The active involvement of children in decision-making is the area that I want to stress, because that is essential in today’s world and I hope that the Minister will be able to reassure me on that point, quite apart from any others.
My Lords, I have also put my name to three amendments and support the others in this group. It is absolutely crucial that the appointment of the Children’s Commissioner is taken very seriously, particularly that it should be somebody who can be genuinely independent of Government. May I suggest—perhaps unpopularly to any Government —that it requires someone who is prepared to be a thorn in the flesh. We do not want anyone who would be a yes-man or a yes-woman. Splendidly, the present Children’s Commissioner is certainly not that. I know her well and I have huge respect for her, but she does not have enough funding to do what she has to do and she certainly cannot do anything else.
If I may relay a short anecdote: the noble Lord, Lord McColl of Dulwich, and I managed to be persuaded by the Government not to pursue an amendment in an earlier Bill on getting a children’s legal advocate for trafficked children, on the basis that the Children’s Commissioner would investigate what happened to a child who was identified as trafficked from the moment of identification to the point at which the child would be able to be settled, one way or another. That promise was made outside the Chamber. The Children’s Commissioner then said, “I cannot do this job. I do not have the money”. The noble Lord, Lord McColl, and I went to see her and discussed it with her.

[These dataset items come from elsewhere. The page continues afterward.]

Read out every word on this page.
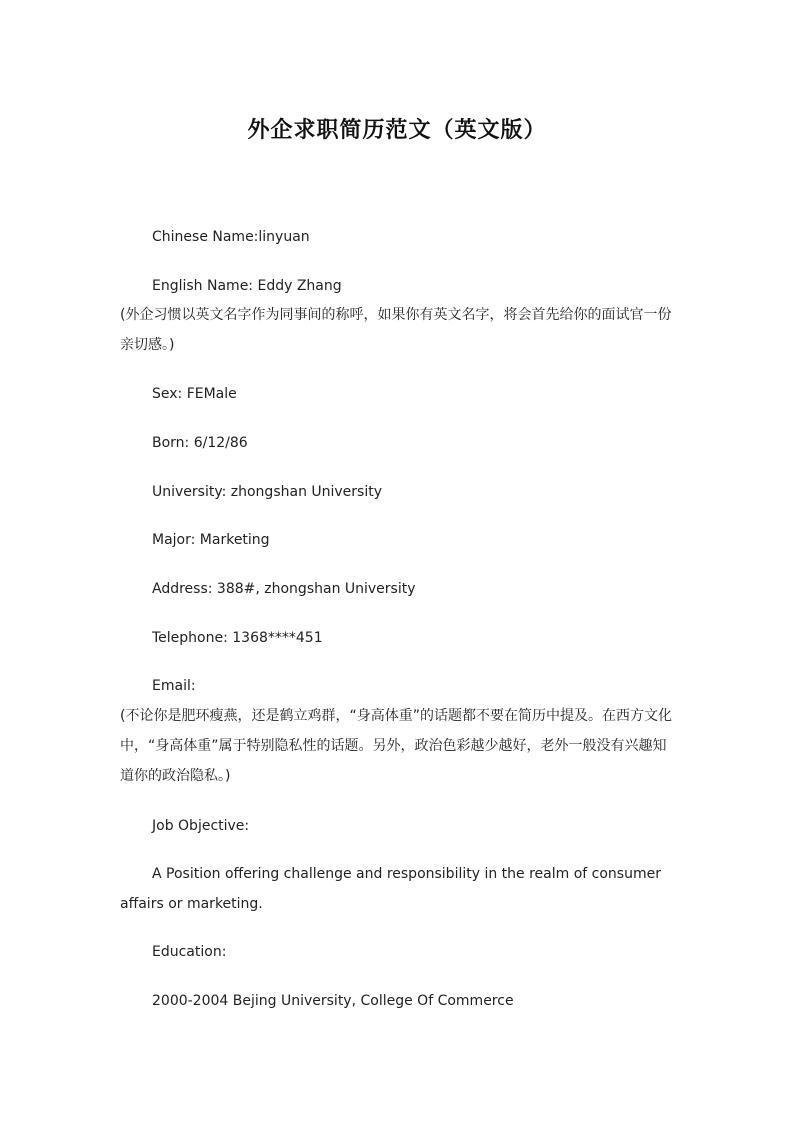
外企求职简历范文（英文版）
Chinese Name:linyuan
English Name: Eddy Zhang
(外企习惯以英文名字作为同事间的称呼，如果你有英文名字，将会首先给你的面试官一份亲切感。)
Sex: FEMale
Born: 6/12/86
University: zhongshan University
Major: Marketing
Address: 388#, zhongshan University
Telephone: 1368****451
Email:
(不论你是肥环瘦燕，还是鹤立鸡群，“身高体重”的话题都不要在简历中提及。在西方文化中，“身高体重”属于特别隐私性的话题。另外，政治色彩越少越好，老外一般没有兴趣知道你的政治隐私。)
Job Objective:
A Position offering challenge and responsibility in the realm of consumer
affairs or marketing.
Education:
2000-2004 Bejing University, College Of Commerce
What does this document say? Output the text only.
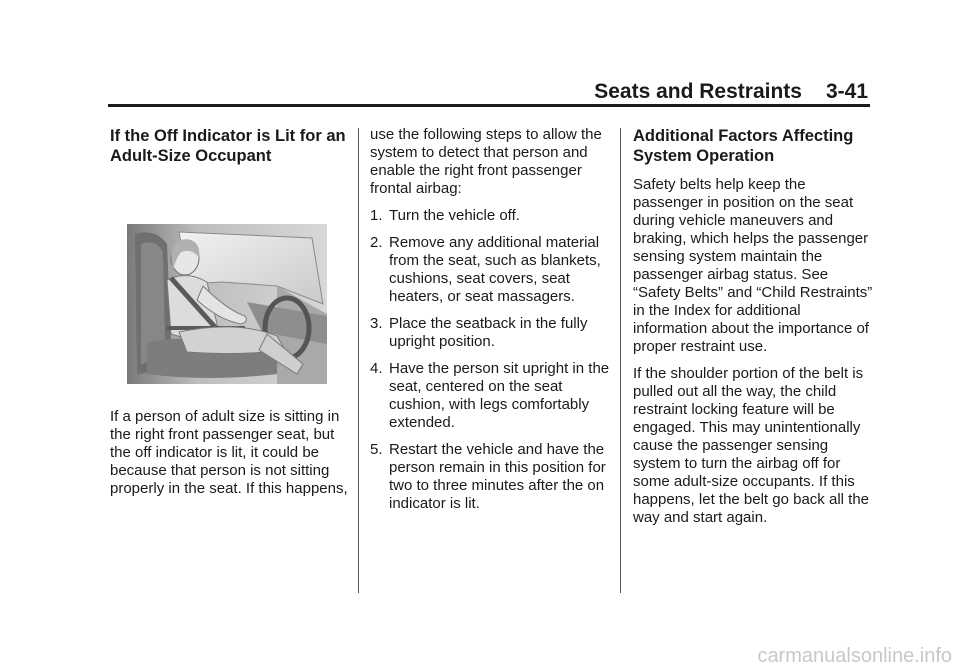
Seats and Restraints 3-41
If the Off Indicator is Lit for an Adult-Size Occupant

If a person of adult size is sitting in the right front passenger seat, but the off indicator is lit, it could be because that person is not sitting properly in the seat. If this happens,

use the following steps to allow the system to detect that person and enable the right front passenger frontal airbag:

1. Turn the vehicle off.
2. Remove any additional material from the seat, such as blankets, cushions, seat covers, seat heaters, or seat massagers.
3. Place the seatback in the fully upright position.
4. Have the person sit upright in the seat, centered on the seat cushion, with legs comfortably extended.
5. Restart the vehicle and have the person remain in this position for two to three minutes after the on indicator is lit.
Additional Factors Affecting System Operation

Safety belts help keep the passenger in position on the seat during vehicle maneuvers and braking, which helps the passenger sensing system maintain the passenger airbag status. See “Safety Belts” and “Child Restraints” in the Index for additional information about the importance of proper restraint use.

If the shoulder portion of the belt is pulled out all the way, the child restraint locking feature will be engaged. This may unintentionally cause the passenger sensing system to turn the airbag off for some adult-size occupants. If this happens, let the belt go back all the way and start again.

carmanualsonline.info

There was, with the Children’s Society and the Refugee Council, a shortened, abbreviated and, despite all their efforts, inadequate investigation, because it did not do what the Children’s Commissioner would have done, which was to take it from day one of identification through to the moment when the child would be settled. They did their best with very limited funding.
This was absolutely the sort of thing that should have been done by the Children’s Commissioner and the Children’s Commissioner would like to have done it, but the resources were not there. This is just one example. I know we lack money and that this is difficult, but children matter—they absolutely matter—and the Children’s Commissioner matters. He or she must be independent and properly appointed as somebody who really knows what he or she is doing. As the noble Baroness, Lady Howe, has just said, the Children’s Commissioner must be able to consult the children and bring their voice into decision-making—as this commissioner has done in an excellent way. For those reasons, I strongly support these amendments.

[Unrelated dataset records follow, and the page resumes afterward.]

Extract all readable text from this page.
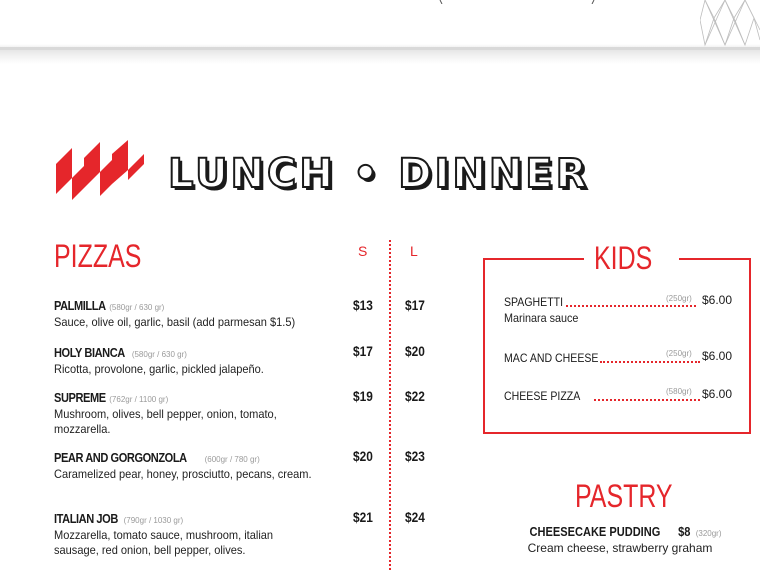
LUNCH • DINNER
PIZZAS	S	L
PALMILLA (580gr / 630 gr)
Sauce, olive oil, garlic, basil (add parmesan $1.5)
$13 $17
HOLY BIANCA (580gr / 630 gr)
Ricotta, provolone, garlic, pickled jalapeño.
$17 $20
SUPREME (762gr / 1100 gr)
Mushroom, olives, bell pepper, onion, tomato, mozzarella.
$19 $22
PEAR AND GORGONZOLA (600gr / 780 gr)
Caramelized pear, honey, prosciutto, pecans, cream.
$20 $23
ITALIAN JOB (790gr / 1030 gr)
Mozzarella, tomato sauce, mushroom, italian sausage, red onion, bell pepper, olives.
$21 $24
KIDS
SPAGHETTI	(250gr) $6.00
Marinara sauce
MAC AND CHEESE	(250gr) $6.00
CHEESE PIZZA	(580gr) $6.00
PASTRY
CHEESECAKE PUDDING $8 (320gr)
Cream cheese, strawberry graham
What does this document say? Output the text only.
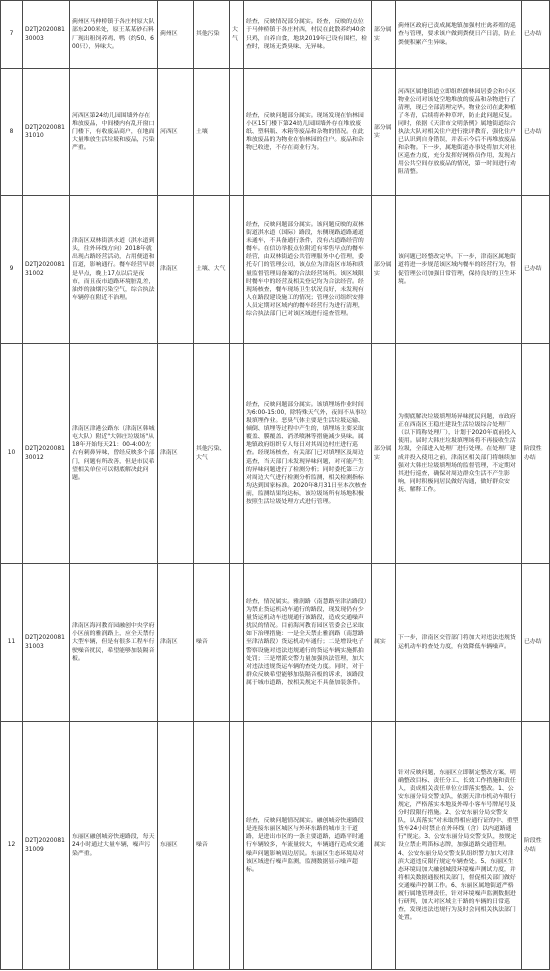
7	D2TJ202008130003	蓟州区马伸桥镇于各庄村原大队部东200米处，原王某某砂石料厂现出租饲养鸡、鸭（约50、600只），异味大。	蓟州区	其他污染	大气	经查，反映情况部分属实。经查，反映的点位于马伸桥镇于各庄村西，村民在此散养约40余只鸡，自养自食，地块2019年已设有围栏，检查时，现场无粪臭味、无异味。	部分属实	蓟州区政府已责成属地镇加强村庄禽养殖的巡查与管理，要求该户做到粪便日产日清，防止粪便积累产生异味。	已办结
8	D2TJ202008131010	河西区第24幼儿园围墙外存在堆放废品，中间楼内有乱开窗口门楼下，有收废品商户，在地面大量堆放生活垃圾和废品，污染严重。	河西区	土壤		经查，反映问题部分属实。现场发现在怡林园小区15门楼下第24幼儿园围墙外存在堆放废纸、塑料瓶、木箱等废品和杂物的情况。在此堆放废品的为物业在怡林园的住户。废品和杂物已收进，不存在商业行为。	部分属实	河西区属地街道立即组织儒林园居委会和小区物业公司对该处空地堆放的废品和杂物进行了清理，现已全部清理完毕。物业公司在此种植了冬青，后续将补种草坪，防止此问题反复。同时，依据《天津市文明条例》属地街道综合执法大队对相关住户进行批评教育，强化住户已认识到自身错误，并表示今后不再堆放废品和杂物。下一步，属地街道办事处将加大对社区巡查力度，充分发挥好网格员作用，发现占用公共空间存放废品的情况，第一时间进行劝阻清整。	已办结
9	D2TJ202008131002	津南区双林街淇水道（淇水道到头，往外环线方向）2018年就出现占路经营活动，占用便道和盲道，影响通行。餐车经营早晨是早点，晚上17点以后是夜市，而且夜市道路环境脏乱差，油炸的油烟污染空气，综合执法车辆停在附近不治理。	津南区	土壤、大气		经查，反映问题部分属实。该问题反映的双林街道淇水道（国际）路段，东侧现路道路通道未通车，不具备通行条件，没有占道路经营的餐车。在信访举报点位附近有零售早点的餐车经营，由双林街道公共管理服务中心管理，委托专门的管理公司，该点位为津南区市场和质量监督管理局备案的合法经营场所。该区域限时餐车中的经营及相关登记均为合法经营。经现场核查，餐车现场卫生状况良好，未发现有人在路段建设施工的情况；管理公司组织安排人员定期对区域内的餐车经营行为进行清理，综合执法部门已对该区域进行巡查管理。	部分属实	该问题已经整改完毕。下一步，津南区属地街道将进一步规范该区域内餐车的经营行为，督促管理公司加强日常管理，保持良好的卫生环境。	已办结
10	D2TJ202008130012	津南区津港公路东（津南区韩城屯大队）附近"大韩庄垃圾场"从18年开始每天21：00-4:00左右有刺鼻异味，曾经反映多个部门，问题有所改善，但是市民希望相关单位可以彻底解决此问题。	津南区	其他污染、大气		经查，反映问题部分属实。该填埋场作业时间为6:00-15:00，除特殊天气外，夜间不从事垃圾填埋作业。恶臭气体主要是生活垃圾运输、倾倒、填埋等过程中产生的，填埋场主要采取覆盖、膜覆盖、消杀喷淋等措施减少臭味。属地镇政府组织专人每日对其周边村庄进行巡查。经现场核查，有关部门已对填埋区及周边巡查，当天部门未发现异味问题，对可能产生的异味问题进行了检测分析；同时委托第三方对周边大气进行检测分析监测，相关检测指标均达到国家标准。2020年8月31日至本次核查前，监测结果均达标，该垃圾场所有场地积极按照生活垃圾处理方式进行管理。	部分属实	为彻底解决垃圾填埋场异味扰民问题，市政府正在西南区王稳庄建设生活垃圾综合处理厂（以下简称处理厂），计划于2020年底前投入使用。届时大韩庄垃圾填埋场将不再接收生活垃圾，全部进入处理厂进行处理。在处理厂建成并投入使用之前，津南区相关部门将继续加强对大韩庄垃圾填埋场的监督管理，不定期对其进行巡查，确保对周边群众生活不产生影响，同时积极同居民做好沟通，做好群众安抚、解释工作。	阶段性办结
11	D2TJ202008131003	津南区海河教育园融创中央学府小区前的雅润路上，应全天禁行大型车辆，但是有很多工程车行驶噪音扰民，希望能够加装隔音板。	津南区	噪音		经查，情况属实。雅润路（南慧路至津沽路段）为禁止货运机动车通行的路段，现发现仍有少量货运机动车违规通行该路段，造成交通噪声扰民的情况。目前海河教育园区管委会已采取如下治理措施：一是全天禁止雅润路（南慧路至津沽路段）货运机动车通行；二是增设电子警察设施对违法违规通行的货运车辆实施抓拍处罚；三是增派交警力量加强执法管理，加大对违法违规货运车辆的查处力度。同时，对于群众反映希望能够加装隔音板的诉求，该路段属于城市道路，按相关规定不具备加装条件。	属实	下一步，津南区交管部门将加大对违法违规货运机动车的查处力度，有效降低车辆噪声。	已办结
12	D2TJ202008131009	东丽区融创城旁快速路段，每天24小时通过大量车辆，噪声污染严重。	东丽区	噪音		经查，反映问题情况属实。融创城旁快速路段是连接东丽区城区与外环东路的城市主干道路，是进出市区的一条主要道路，道路平时通行车辆较多，车流量较大，车辆通行造成交通噪声问题影响周边居民。东丽区生态环境局对该区域进行噪声监测，监测数据显示噪声超标。	属实	针对反映问题，东丽区立即制定整改方案，明确整改目标、责任分工、长效工作措施和责任人，责成相关责任单位立即落实整改。1、公安东丽分局交警支队，依据天津市机动车限行规定，严格落实本地及外埠小客车号牌尾号及分时段限行措施。2、公安东丽分局交警支队，认真落实"对未取得相应通行证的中、重型货车24小时禁止在外环线（含）以内道路通行"规定。3、公安东丽分局交警支队，按规定设立禁止鸣笛标志牌，加强道路交通管理。4、公安东丽分局交警支队组织警力加大对津滨大道违反限行规定车辆查处。5、东丽区生态环境局加大融创城段环境噪声测试力度，并将相关数据通报相关部门，督促相关部门做好交通噪声控制工作。6、东丽区属地街道严格履行属地管理责任，针对环境噪声监测数据进行研判，加大对区域主干路的车辆的日常巡查，发现违法违规行为及时会同相关执法部门处置。	阶段性办结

My Lords, we have heard some very powerful arguments in favour of strengthening the process of appointment and the independence of the commissioner. I am not going to rehearse all the arguments that have been put very ably by my noble friend Lady Massey and everybody in the Committee. Now that we are several years on and there has been a review of the role of the Children’s Commissioner, it is right that we take this opportunity to see how that role can be strengthened. It is the right time to do this based on our experience and the outcomes of that review. I support the amendments in this group in general and will speak to Amendments 255A, 258, 259 and 261 in my name and that of my noble friend Lady Jones.
Amendments 258, 259 and 261 reflect other amendments in this group, by stipulating the involvement of various parliamentarians and requiring the Secretary of State to consider their views on the process and the detail of appointments, or to have their consent to appoint. All those issues reflect the concern of the committee to make sure that there is a wide involvement of different groups, so that we get it right.